Several of the six women nominated to be made into Manchester’s first female statue in over 100 years have links to the University

Ellen Wilkinson

Manchester history graduate Ellen Wilkinson became nationally famous for leading the legendary Jarrow March of 1936 whilst MP for the town and later served as Labour education minister under Clement Atlee. The University's Ellen Wilkinson Building, located behind Manchester Academy, is named in her honour.

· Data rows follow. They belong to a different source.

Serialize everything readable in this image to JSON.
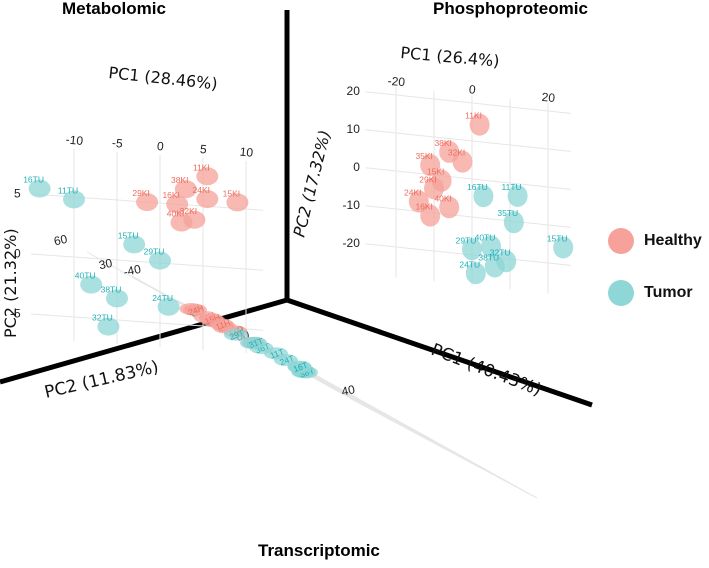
{
  "titles": {
    "metabolomic": "Metabolomic",
    "phosphoproteomic": "Phosphoproteomic",
    "transcriptomic": "Transcriptomic"
  },
  "colors": {
    "healthy": "#f6a29a",
    "tumor": "#8fd6d6",
    "healthy_text": "#ee6b5e",
    "tumor_text": "#1fb2b8"
  },
  "legend": [
    {
      "label": "Healthy",
      "color": "#f6a29a"
    },
    {
      "label": "Tumor",
      "color": "#8fd6d6"
    }
  ],
  "chart_data": [
    {
      "type": "scatter",
      "title": "Metabolomic",
      "xlabel": "PC1 (28.46%)",
      "ylabel": "PC2 (21.32%)",
      "xticks": [
        "-10",
        "-5",
        "0",
        "5",
        "10"
      ],
      "yticks": [
        "5",
        "0",
        "-5"
      ],
      "series": [
        {
          "name": "Healthy",
          "points": [
            {
              "label": "11KI",
              "x": 5.5,
              "y": 7.5
            },
            {
              "label": "38KI",
              "x": 3,
              "y": 6.3
            },
            {
              "label": "24KI",
              "x": 5.5,
              "y": 5.6
            },
            {
              "label": "29KI",
              "x": -1.5,
              "y": 5.0
            },
            {
              "label": "16KI",
              "x": 2,
              "y": 5.0
            },
            {
              "label": "15KI",
              "x": 9,
              "y": 5.5
            },
            {
              "label": "40KI",
              "x": 2.5,
              "y": 3.5
            },
            {
              "label": "32KI",
              "x": 4,
              "y": 3.8
            }
          ]
        },
        {
          "name": "Tumor",
          "points": [
            {
              "label": "16TU",
              "x": -14,
              "y": 5.5
            },
            {
              "label": "11TU",
              "x": -10,
              "y": 4.8
            },
            {
              "label": "15TU",
              "x": -3,
              "y": 1.4
            },
            {
              "label": "29TU",
              "x": 0,
              "y": 0.2
            },
            {
              "label": "40TU",
              "x": -8,
              "y": -2.2
            },
            {
              "label": "38TU",
              "x": -5,
              "y": -3.2
            },
            {
              "label": "24TU",
              "x": 1,
              "y": -3.6
            },
            {
              "label": "32TU",
              "x": -6,
              "y": -5.6
            }
          ]
        }
      ]
    },
    {
      "type": "scatter",
      "title": "Phosphoproteomic",
      "xlabel": "PC1 (26.4%)",
      "ylabel": "PC2 (17.32%)",
      "xticks": [
        "-20",
        "0",
        "20"
      ],
      "yticks": [
        "20",
        "10",
        "0",
        "-10",
        "-20"
      ],
      "series": [
        {
          "name": "Healthy",
          "points": [
            {
              "label": "11KI",
              "x": 2,
              "y": 14.5
            },
            {
              "label": "38KI",
              "x": -6,
              "y": 6.5
            },
            {
              "label": "32KI",
              "x": -2.5,
              "y": 4.3
            },
            {
              "label": "35KI",
              "x": -11,
              "y": 2.5
            },
            {
              "label": "15KI",
              "x": -8,
              "y": -1.3
            },
            {
              "label": "29KI",
              "x": -10,
              "y": -3.5
            },
            {
              "label": "24KI",
              "x": -14,
              "y": -7.4
            },
            {
              "label": "40KI",
              "x": -6,
              "y": -8.1
            },
            {
              "label": "16KI",
              "x": -11,
              "y": -10.8
            }
          ]
        },
        {
          "name": "Tumor",
          "points": [
            {
              "label": "11TU",
              "x": 12,
              "y": -3.2
            },
            {
              "label": "16TU",
              "x": 3,
              "y": -4.2
            },
            {
              "label": "35TU",
              "x": 11,
              "y": -10.2
            },
            {
              "label": "15TU",
              "x": 24,
              "y": -15.5
            },
            {
              "label": "40TU",
              "x": 5,
              "y": -17.2
            },
            {
              "label": "29TU",
              "x": 0,
              "y": -18.5
            },
            {
              "label": "32TU",
              "x": 9,
              "y": -20.7
            },
            {
              "label": "38TU",
              "x": 6,
              "y": -22.4
            },
            {
              "label": "24TU",
              "x": 1,
              "y": -24.7
            }
          ]
        }
      ]
    },
    {
      "type": "scatter",
      "title": "Transcriptomic",
      "xlabel": "PC1 (40.43%)",
      "ylabel": "PC2 (11.83%)",
      "xticks": [
        "-40",
        "0",
        "40"
      ],
      "yticks": [
        "60",
        "30",
        "-30",
        "-60"
      ],
      "series": [
        {
          "name": "Healthy",
          "points": [
            {
              "label": "35H",
              "x": -38,
              "y": 30
            },
            {
              "label": "32H",
              "x": -31,
              "y": 33
            },
            {
              "label": "40H",
              "x": -30,
              "y": 22
            },
            {
              "label": "29H",
              "x": -25,
              "y": 12
            },
            {
              "label": "38H",
              "x": -38,
              "y": 15
            },
            {
              "label": "15H",
              "x": -50,
              "y": -5
            },
            {
              "label": "11H",
              "x": -50,
              "y": -12
            },
            {
              "label": "24H",
              "x": -55,
              "y": -3
            },
            {
              "label": "16H",
              "x": -55,
              "y": -30
            }
          ]
        },
        {
          "name": "Tumor",
          "points": [
            {
              "label": "29T",
              "x": -6,
              "y": 58
            },
            {
              "label": "32T",
              "x": 19,
              "y": 58
            },
            {
              "label": "35T",
              "x": 8,
              "y": 38
            },
            {
              "label": "40T",
              "x": -10,
              "y": 40
            },
            {
              "label": "36T",
              "x": -12,
              "y": 30
            },
            {
              "label": "38T",
              "x": 0,
              "y": 22
            },
            {
              "label": "31T",
              "x": -40,
              "y": -16
            },
            {
              "label": "24T",
              "x": -28,
              "y": -15
            },
            {
              "label": "15T",
              "x": -30,
              "y": -28
            },
            {
              "label": "16T",
              "x": -38,
              "y": -42
            },
            {
              "label": "11T",
              "x": -50,
              "y": -48
            }
          ]
        }
      ]
    }
  ]
}
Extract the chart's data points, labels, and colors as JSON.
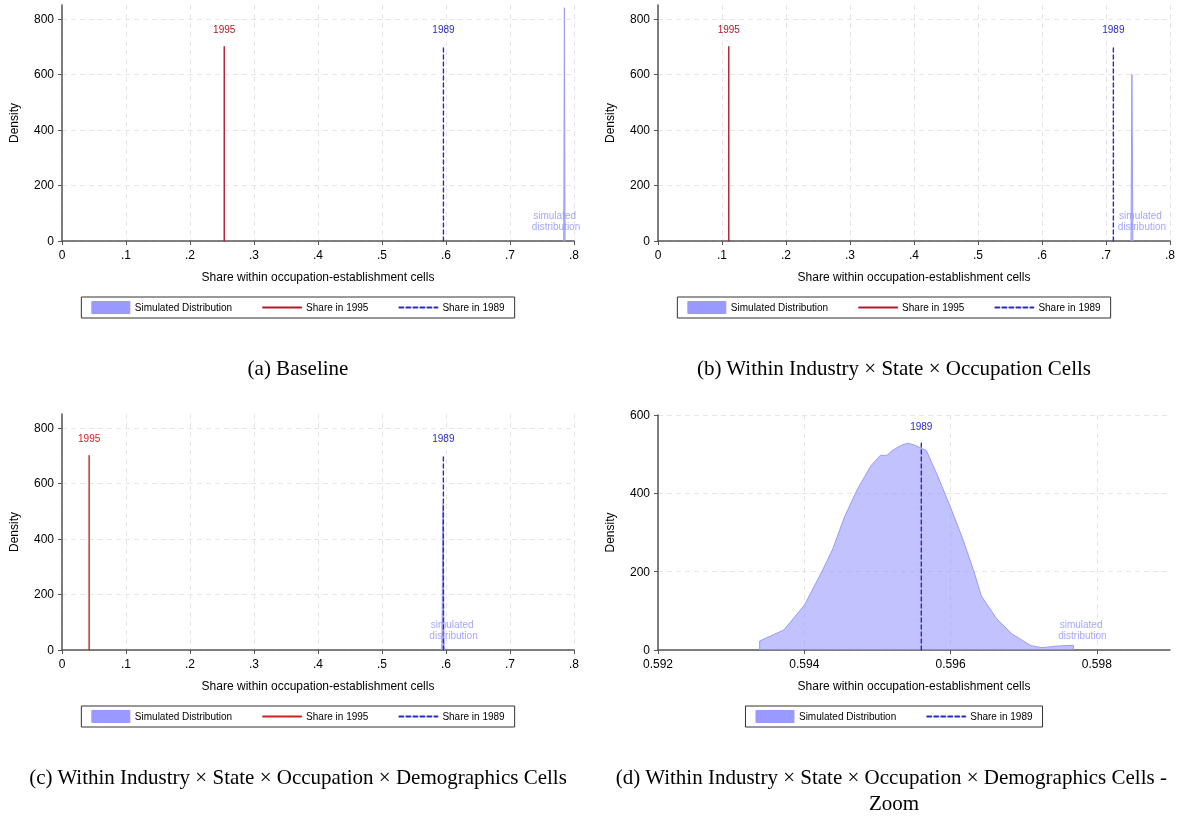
{
  "chart_data": [
    {
      "type": "line",
      "title": "(a) Baseline",
      "xlabel": "Share within occupation-establishment cells",
      "ylabel": "Density",
      "xlim": [
        0,
        0.8
      ],
      "ylim": [
        0,
        850
      ],
      "xticks": [
        0,
        {
          "value": 0.1,
          "label": ".1"
        },
        {
          "value": 0.2,
          "label": ".2"
        },
        {
          "value": 0.3,
          "label": ".3"
        },
        {
          "value": 0.4,
          "label": ".4"
        },
        {
          "value": 0.5,
          "label": ".5"
        },
        {
          "value": 0.6,
          "label": ".6"
        },
        {
          "value": 0.7,
          "label": ".7"
        },
        {
          "value": 0.8,
          "label": ".8"
        }
      ],
      "yticks": [
        0,
        200,
        400,
        600,
        800
      ],
      "grid": true,
      "legend": "bottom",
      "series": [
        {
          "name": "Simulated Distribution",
          "type": "area",
          "color": "#9999ff",
          "x": [
            0.784,
            0.785,
            0.786
          ],
          "values": [
            0,
            840,
            0
          ]
        },
        {
          "name": "Share in 1995",
          "line_style": "solid",
          "color": "#b2182b",
          "x": [
            0.2535,
            0.2535
          ],
          "values": [
            0,
            700
          ]
        },
        {
          "name": "Share in 1989",
          "line_style": "dashed",
          "color": "#2a2acc",
          "x": [
            0.596,
            0.596
          ],
          "values": [
            0,
            700
          ]
        }
      ],
      "annotations": [
        "simulated distribution",
        "1995",
        "1989"
      ]
    },
    {
      "type": "line",
      "title": "(b) Within Industry × State × Occupation Cells",
      "xlabel": "Share within occupation-establishment cells",
      "ylabel": "Density",
      "xlim": [
        0,
        0.8
      ],
      "ylim": [
        0,
        850
      ],
      "xticks": [
        0,
        {
          "value": 0.1,
          "label": ".1"
        },
        {
          "value": 0.2,
          "label": ".2"
        },
        {
          "value": 0.3,
          "label": ".3"
        },
        {
          "value": 0.4,
          "label": ".4"
        },
        {
          "value": 0.5,
          "label": ".5"
        },
        {
          "value": 0.6,
          "label": ".6"
        },
        {
          "value": 0.7,
          "label": ".7"
        },
        {
          "value": 0.8,
          "label": ".8"
        }
      ],
      "yticks": [
        0,
        200,
        400,
        600,
        800
      ],
      "grid": true,
      "legend": "bottom",
      "series": [
        {
          "name": "Simulated Distribution",
          "type": "area",
          "color": "#9999ff",
          "x": [
            0.739,
            0.7405,
            0.742
          ],
          "values": [
            0,
            600,
            0
          ]
        },
        {
          "name": "Share in 1995",
          "line_style": "solid",
          "color": "#b2182b",
          "x": [
            0.1106,
            0.1106
          ],
          "values": [
            0,
            700
          ]
        },
        {
          "name": "Share in 1989",
          "line_style": "dashed",
          "color": "#2a2acc",
          "x": [
            0.7115,
            0.7115
          ],
          "values": [
            0,
            700
          ]
        }
      ],
      "annotations": [
        "simulated distribution",
        "1995",
        "1989"
      ]
    },
    {
      "type": "line",
      "title": "(c) Within Industry × State × Occupation × Demographics Cells",
      "xlabel": "Share within occupation-establishment cells",
      "ylabel": "Density",
      "xlim": [
        0,
        0.8
      ],
      "ylim": [
        0,
        850
      ],
      "xticks": [
        0,
        {
          "value": 0.1,
          "label": ".1"
        },
        {
          "value": 0.2,
          "label": ".2"
        },
        {
          "value": 0.3,
          "label": ".3"
        },
        {
          "value": 0.4,
          "label": ".4"
        },
        {
          "value": 0.5,
          "label": ".5"
        },
        {
          "value": 0.6,
          "label": ".6"
        },
        {
          "value": 0.7,
          "label": ".7"
        },
        {
          "value": 0.8,
          "label": ".8"
        }
      ],
      "yticks": [
        0,
        200,
        400,
        600,
        800
      ],
      "grid": true,
      "legend": "bottom",
      "series": [
        {
          "name": "Simulated Distribution",
          "type": "area",
          "color": "#9999ff",
          "x": [
            0.59339,
            0.59339,
            0.59372,
            0.594,
            0.59424,
            0.59439,
            0.59455,
            0.59473,
            0.59491,
            0.59504,
            0.59513,
            0.5952,
            0.59533,
            0.59542,
            0.59551,
            0.59567,
            0.59582,
            0.596,
            0.59616,
            0.59632,
            0.59642,
            0.59663,
            0.59684,
            0.5971,
            0.59725,
            0.59746,
            0.59768,
            0.59768
          ],
          "values": [
            0,
            23,
            51,
            114,
            200,
            258,
            340,
            412,
            470,
            497,
            497,
            509,
            523,
            528,
            523,
            509,
            446,
            364,
            287,
            200,
            138,
            80,
            41,
            11,
            6,
            10,
            12,
            0
          ]
        },
        {
          "name": "Share in 1995",
          "line_style": "solid",
          "color": "#cc2222",
          "x": [
            0.0424,
            0.0424
          ],
          "values": [
            0,
            700
          ]
        },
        {
          "name": "Share in 1989",
          "line_style": "dashed",
          "color": "#2a2acc",
          "x": [
            0.5959,
            0.5959
          ],
          "values": [
            0,
            700
          ]
        }
      ],
      "annotations": [
        "simulated distribution",
        "1995",
        "1989"
      ]
    },
    {
      "type": "line",
      "title": "(d) Within Industry × State × Occupation × Demographics Cells - Zoom",
      "xlabel": "Share within occupation-establishment cells",
      "ylabel": "Density",
      "xlim": [
        0.592,
        0.599
      ],
      "ylim": [
        0,
        600
      ],
      "xticks": [
        0.592,
        0.594,
        0.596,
        0.598
      ],
      "yticks": [
        0,
        200,
        400,
        600
      ],
      "grid": true,
      "legend": "bottom",
      "series": [
        {
          "name": "Simulated Distribution",
          "type": "area",
          "color": "#9999ff",
          "x": [
            0.59339,
            0.59339,
            0.59372,
            0.594,
            0.59424,
            0.59439,
            0.59455,
            0.59473,
            0.59491,
            0.59504,
            0.59513,
            0.5952,
            0.59533,
            0.59542,
            0.59551,
            0.59567,
            0.59582,
            0.596,
            0.59616,
            0.59632,
            0.59642,
            0.59663,
            0.59684,
            0.5971,
            0.59725,
            0.59746,
            0.59768,
            0.59768
          ],
          "values": [
            0,
            23,
            51,
            114,
            200,
            258,
            340,
            412,
            470,
            497,
            497,
            509,
            523,
            528,
            523,
            509,
            446,
            364,
            287,
            200,
            138,
            80,
            41,
            11,
            6,
            10,
            12,
            0
          ]
        },
        {
          "name": "Share in 1989",
          "line_style": "dashed",
          "color": "#2a2acc",
          "x": [
            0.5956,
            0.5956
          ],
          "values": [
            0,
            528
          ]
        }
      ],
      "annotations": [
        "simulated distribution",
        "1989"
      ]
    }
  ]
}
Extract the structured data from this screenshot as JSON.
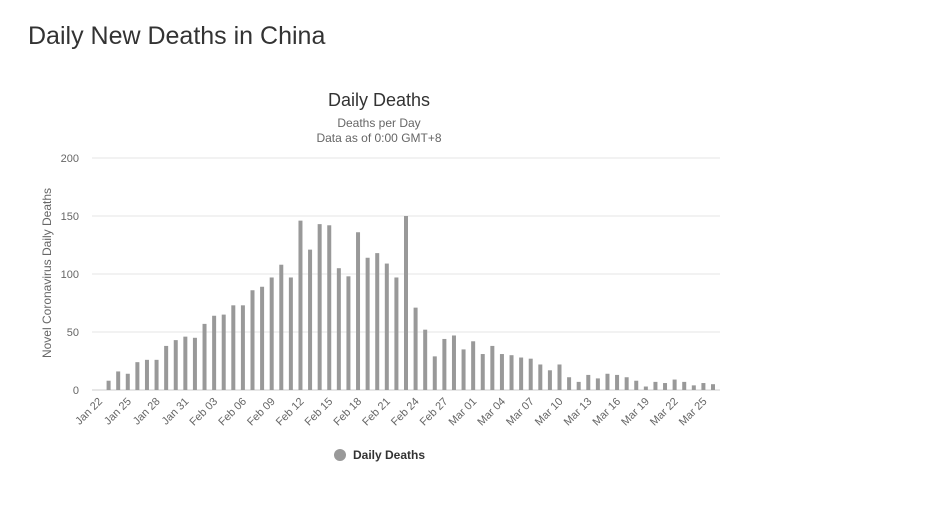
{
  "page": {
    "title": "Daily New Deaths in China"
  },
  "colors": {
    "bar": "#999999",
    "grid": "#e6e6e6",
    "text": "#333333",
    "axis_text": "#666666"
  },
  "chart_data": {
    "type": "bar",
    "title": "Daily Deaths",
    "subtitle": [
      "Deaths per Day",
      "Data as of 0:00 GMT+8"
    ],
    "xlabel": "",
    "ylabel": "Novel Coronavirus Daily Deaths",
    "ylim": [
      0,
      200
    ],
    "yticks": [
      0,
      50,
      100,
      150,
      200
    ],
    "grid": true,
    "legend_position": "bottom-center",
    "categories": [
      "Jan 22",
      "Jan 23",
      "Jan 24",
      "Jan 25",
      "Jan 26",
      "Jan 27",
      "Jan 28",
      "Jan 29",
      "Jan 30",
      "Jan 31",
      "Feb 01",
      "Feb 02",
      "Feb 03",
      "Feb 04",
      "Feb 05",
      "Feb 06",
      "Feb 07",
      "Feb 08",
      "Feb 09",
      "Feb 10",
      "Feb 11",
      "Feb 12",
      "Feb 13",
      "Feb 14",
      "Feb 15",
      "Feb 16",
      "Feb 17",
      "Feb 18",
      "Feb 19",
      "Feb 20",
      "Feb 21",
      "Feb 22",
      "Feb 23",
      "Feb 24",
      "Feb 25",
      "Feb 26",
      "Feb 27",
      "Feb 28",
      "Feb 29",
      "Mar 01",
      "Mar 02",
      "Mar 03",
      "Mar 04",
      "Mar 05",
      "Mar 06",
      "Mar 07",
      "Mar 08",
      "Mar 09",
      "Mar 10",
      "Mar 11",
      "Mar 12",
      "Mar 13",
      "Mar 14",
      "Mar 15",
      "Mar 16",
      "Mar 17",
      "Mar 18",
      "Mar 19",
      "Mar 20",
      "Mar 21",
      "Mar 22",
      "Mar 23",
      "Mar 24",
      "Mar 25",
      "Mar 26"
    ],
    "xtick_labels": [
      "Jan 22",
      "Jan 25",
      "Jan 28",
      "Jan 31",
      "Feb 03",
      "Feb 06",
      "Feb 09",
      "Feb 12",
      "Feb 15",
      "Feb 18",
      "Feb 21",
      "Feb 24",
      "Feb 27",
      "Mar 01",
      "Mar 04",
      "Mar 07",
      "Mar 10",
      "Mar 13",
      "Mar 16",
      "Mar 19",
      "Mar 22",
      "Mar 25"
    ],
    "series": [
      {
        "name": "Daily Deaths",
        "values": [
          0,
          8,
          16,
          14,
          24,
          26,
          26,
          38,
          43,
          46,
          45,
          57,
          64,
          65,
          73,
          73,
          86,
          89,
          97,
          108,
          97,
          146,
          121,
          143,
          142,
          105,
          98,
          136,
          114,
          118,
          109,
          97,
          150,
          71,
          52,
          29,
          44,
          47,
          35,
          42,
          31,
          38,
          31,
          30,
          28,
          27,
          22,
          17,
          22,
          11,
          7,
          13,
          10,
          14,
          13,
          11,
          8,
          3,
          7,
          6,
          9,
          7,
          4,
          6,
          5
        ]
      }
    ]
  }
}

The other legendary ladies on the shortlist are:

  • Elizabeth Gaskell - the well-known Victorian novelist has her archive stored in the John Rylands Library. Her house at Plymouth Grove was owned by the University until it became part of the Manchester Historic Buildings Trust.
  • Louise da-Cocodia - an anti-racism campaigner and nurse who became Deputy Lord Lieutenant of Manchester. In 1989 she was awarded a honorary MA by the University for Services to nursing and the community.
  • Margaret Ashton - elected Manchester’s first female councillor in 1908 as well as being a committed suffragist. She helped found the Manchester Baby Hospital alongside the University’s first female graduate in medicine, Catherine Chisholme. During her retirement she also campaigned on the behalf of the University.
  • Emmeline Pankhurst - probably the UK's most well know suffragette. Her family have a deep connection with the University with her daughter Christabel studying Law at Manchester and their family home sitting on the edge of campus.
  • Elizabeth Raffald - a successful business woman and cookery writer, who is thought to have devised the modern Eccles cake.

Vote for your favourite at:

The new statue is expected to be placed in one of the city centre's major squares and will be the first since Queen Victoria's likeness was installed in Piccadilly Gardens more than a century ago.